In English, this is also popularly known as Lady's Bedstraw or Yellow Bedstraw – in France it is also called "Caille-Lait" = "Milk curdler".
On Wikipedia it is described as an herbaceous perennial plant of the Rubiaceae family, native to Europe and Asia, a low scrambling plant with stems growing 60-120cm long, frequently rooting where they touch the ground.
This plant was often used in the Poitou area of France (could this be the influence of the Moors who knew about their plants – in particular the fig tree and the thistle – which would cause their milk to curdle?). Vegetable and fungal rennets are less used as they can cause a bitter taste. But these are compulsory in certain Spanish PDOs.
And one shouldn't forget that lemon or vinegar can also be used to make milk curdle and turn it into fromage blanc – but that's about all!
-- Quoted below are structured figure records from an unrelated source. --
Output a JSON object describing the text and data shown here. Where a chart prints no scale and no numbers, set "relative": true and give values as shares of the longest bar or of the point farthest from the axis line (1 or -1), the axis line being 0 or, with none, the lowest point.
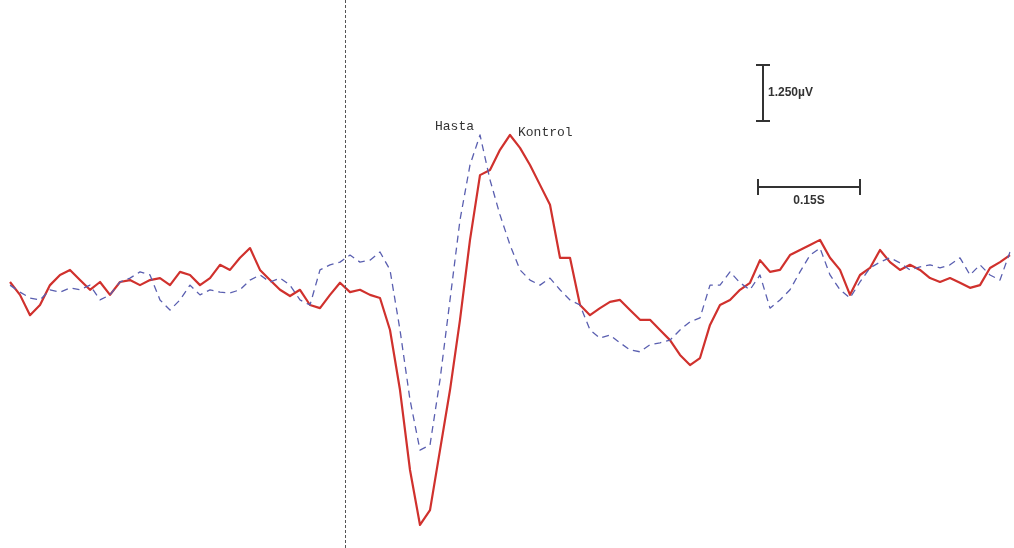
{
  "chart_data": {
    "type": "line",
    "relative": true,
    "legend": false,
    "grid": false,
    "marker": "none",
    "categories": [
      null,
      null,
      null,
      null,
      null,
      null,
      null,
      null,
      null,
      null,
      null,
      null,
      null,
      null,
      null,
      null,
      null,
      null,
      null,
      null,
      null,
      null,
      null,
      null,
      null,
      null,
      null,
      null,
      null,
      null,
      null,
      null,
      null,
      null,
      null,
      null,
      null,
      null,
      null,
      null,
      null,
      null,
      null,
      null,
      null,
      null,
      null,
      null,
      null,
      null,
      null,
      null,
      null,
      null,
      null,
      null,
      null,
      null,
      null,
      null,
      null,
      null,
      null,
      null,
      null,
      null,
      null,
      null,
      null,
      null,
      null,
      null,
      null,
      null,
      null,
      null,
      null,
      null,
      null,
      null,
      null,
      null,
      null,
      null,
      null,
      null,
      null,
      null,
      null,
      null,
      null,
      null,
      null,
      null,
      null,
      null,
      null,
      null,
      null,
      null,
      null
    ],
    "series": [
      {
        "name": "Hasta",
        "color": "#5a5fb0",
        "line_style": "dashed",
        "values": [
          0.615,
          0.597,
          0.582,
          0.577,
          0.603,
          0.597,
          0.608,
          0.603,
          0.615,
          0.577,
          0.59,
          0.623,
          0.633,
          0.649,
          0.641,
          0.577,
          0.551,
          0.577,
          0.615,
          0.59,
          0.603,
          0.597,
          0.595,
          0.603,
          0.628,
          0.641,
          0.623,
          0.633,
          0.615,
          0.577,
          0.564,
          0.654,
          0.667,
          0.674,
          0.692,
          0.674,
          0.679,
          0.7,
          0.654,
          0.5,
          0.321,
          0.192,
          0.205,
          0.372,
          0.577,
          0.782,
          0.923,
          1.0,
          0.885,
          0.795,
          0.718,
          0.654,
          0.628,
          0.615,
          0.633,
          0.603,
          0.577,
          0.564,
          0.5,
          0.479,
          0.487,
          0.467,
          0.449,
          0.444,
          0.462,
          0.467,
          0.474,
          0.5,
          0.521,
          0.531,
          0.615,
          0.615,
          0.649,
          0.621,
          0.603,
          0.641,
          0.556,
          0.577,
          0.603,
          0.649,
          0.692,
          0.71,
          0.641,
          0.603,
          0.582,
          0.623,
          0.659,
          0.674,
          0.685,
          0.672,
          0.654,
          0.662,
          0.667,
          0.659,
          0.667,
          0.685,
          0.641,
          0.667,
          0.641,
          0.628,
          0.7
        ]
      },
      {
        "name": "Kontrol",
        "color": "#d0312d",
        "line_style": "solid",
        "values": [
          0.623,
          0.59,
          0.538,
          0.564,
          0.615,
          0.641,
          0.654,
          0.628,
          0.603,
          0.623,
          0.59,
          0.623,
          0.628,
          0.615,
          0.628,
          0.633,
          0.615,
          0.649,
          0.641,
          0.615,
          0.633,
          0.667,
          0.654,
          0.685,
          0.71,
          0.654,
          0.628,
          0.603,
          0.587,
          0.603,
          0.564,
          0.556,
          0.59,
          0.621,
          0.597,
          0.603,
          0.59,
          0.582,
          0.5,
          0.346,
          0.141,
          0,
          0.038,
          0.192,
          0.346,
          0.526,
          0.731,
          0.897,
          0.91,
          0.962,
          1.0,
          0.967,
          0.923,
          0.872,
          0.821,
          0.685,
          0.685,
          0.564,
          0.538,
          0.556,
          0.572,
          0.577,
          0.551,
          0.526,
          0.526,
          0.5,
          0.474,
          0.436,
          0.41,
          0.428,
          0.513,
          0.564,
          0.577,
          0.603,
          0.621,
          0.679,
          0.649,
          0.654,
          0.692,
          0.705,
          0.718,
          0.731,
          0.685,
          0.654,
          0.59,
          0.641,
          0.659,
          0.705,
          0.674,
          0.654,
          0.667,
          0.654,
          0.633,
          0.623,
          0.633,
          0.621,
          0.608,
          0.615,
          0.659,
          0.674,
          0.692
        ]
      }
    ],
    "annotations": [
      "1.250µV",
      "0.15S"
    ]
  }
}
Although... if I remember well, to make bruccio (a Corsican fromage frais - goat or sheep) they precipitate the whey with lemon.
in Gloucestershire, it is used to colour the cheese Double Gloucester
A French reader of this blog wrote me that scientists doubt for a very long time the capacity of Gaillet to make the milk curdle. Diderot, d'Alembert and Parmentier, to quote only them but also modern researchers recently tried the experiment and deducted from it " what it remarkable there, it is that since Dioscoride until us there is not a single author who even dared to raise a doubt on the property of the caillelait. So as it is entitled to conclude that all the writers copied slavishly, and so they passed on an error a single experiment would have so easily been able to annul. [] "!!